I can't think of any reason why it would be sinful to talk while working in class. You are not being paid for your time (thus, it is your own time), nor are you disobeying the wishes of your superiors (i.e., the teacher). 

Joking is fine, but we are called to abstain from coarse jesting. This would include offensive, off-color jokes, improper references to sexuality, etc. 

What commandment were you thinking these things broke?


----------



## Rufus (Nov 25, 2011)

Tim said:


> I can't think of any reason why it would be sinful to talk while working in class. You are not being paid for your time (thus, it is your own time), nor are you disobeying the wishes of your superiors (i.e., the teacher).
> 
> Joking is fine, but we are called to abstain from coarse jesting.

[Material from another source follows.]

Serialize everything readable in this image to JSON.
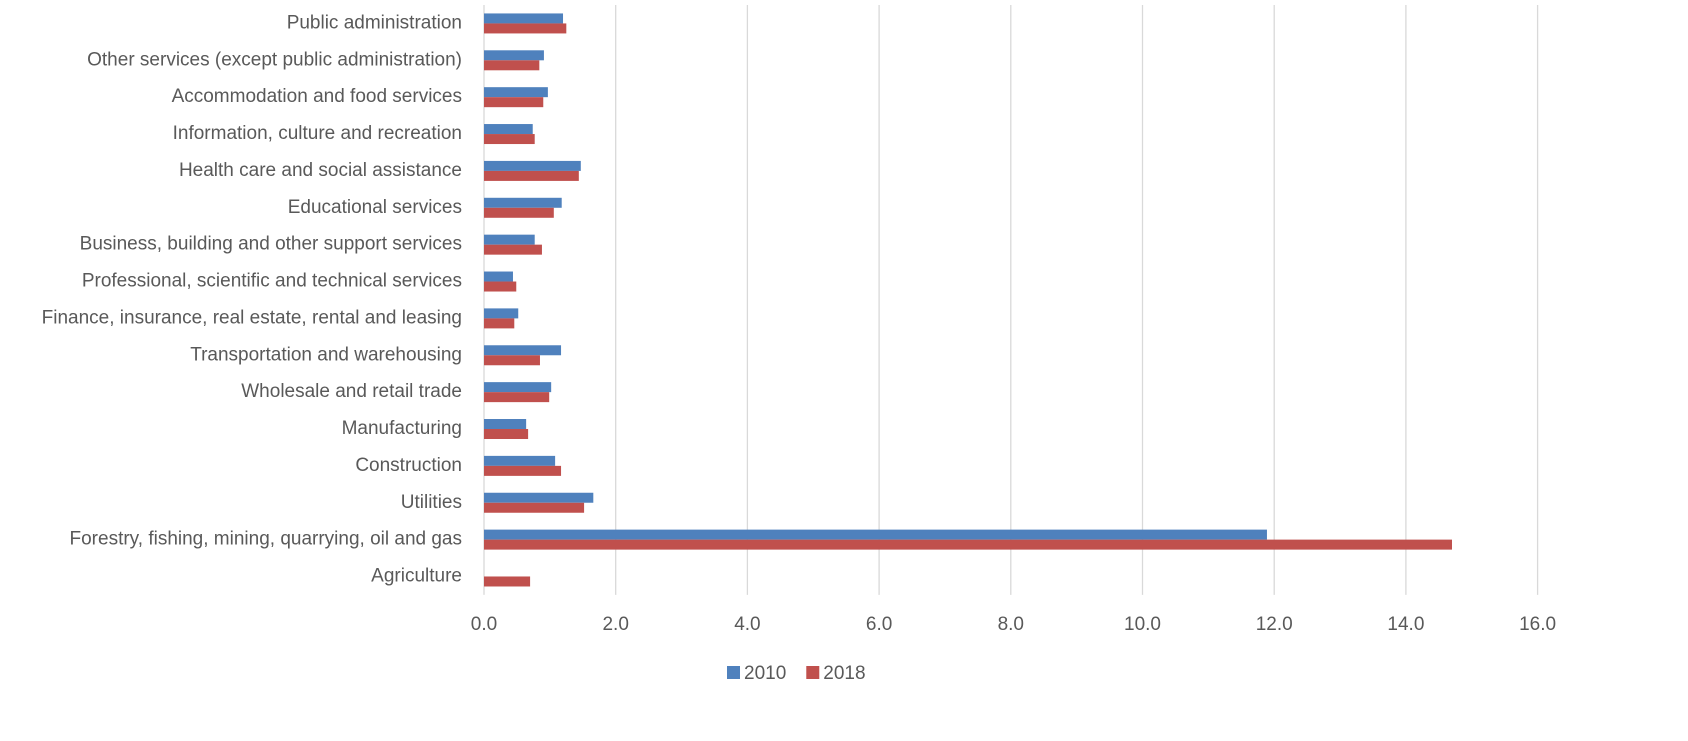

This would include offensive, off-color jokes, improper references to sexuality, etc.
> 
> What commandment were you thinking these things broke?



I just feel like I may be being immature.


----------



## Tim (Nov 25, 2011)

Well, that could indeed be something to consider.


----------



## Rufus (Nov 25, 2011)

I have to say this also has to do with self discipline, I desire to be more highly disciplined.


----------



## FedByRavens (Nov 25, 2011)

I think your showing signs of growth Sean, It's a very mature thing to admit to immaturity. I have to admit that sometimes i have trouble identifying course jesting, sometimes I wont be able to point out where I was wrong in joking about something, but I'll still feel guilty. Not that I'm joking about something sexual, but I know that Christ wouldn't see the humor in it. It must be difficult to be a christian and still in high school. I was a hell-demon in high school so wouldn't know what it's like to deal with that pressure. You just have to remember that if it's not of faith, it's sin. That being said, there's nothing wrong with joking with someone. The best resource you can get your hands on in regards to holy living would be The Sermon On the Mount.


----------



## Scott1 (Nov 26, 2011)

You may find helpful at this time reading, meditating on and memorizing the book of James.

Also helpful might be putting up posters on your wall with Scripture from the book of James, to wit:



> James 1:12
> 
> 12Blessed is the man that endureth temptation: for when he is tried, he shall receive the crown of life, which the Lord hath promised to them that love him.


----------



## FCC (Nov 26, 2011)

I would highly recommend Richard Baxter's Christian Directory. Scan the different topics he deals with and then spend some time reading the passages. He provides excellent instruction and directino on daily practical living.


----------



## PaulCLawton (Nov 26, 2011)

Rufus said:


> What are some great resources on everyday holy living,


The Fruit of the Spirit Is by J.V Fesko


----------



## Zach (Nov 26, 2011)

Scott1 said:


> You may find helpful at this time reading, meditating on and memorizing the book of James.
> 
> Also helpful might be putting up posters on your wall with Scripture from the book of James, to wit:
> 
> ...



I second this recommendation. I started reading James a few days ago and really have been blessed by it. It is incredibly practical for everyday virtuous living and the constant reminder to tame the tongue has been much needed in my walk with the Lord.


----------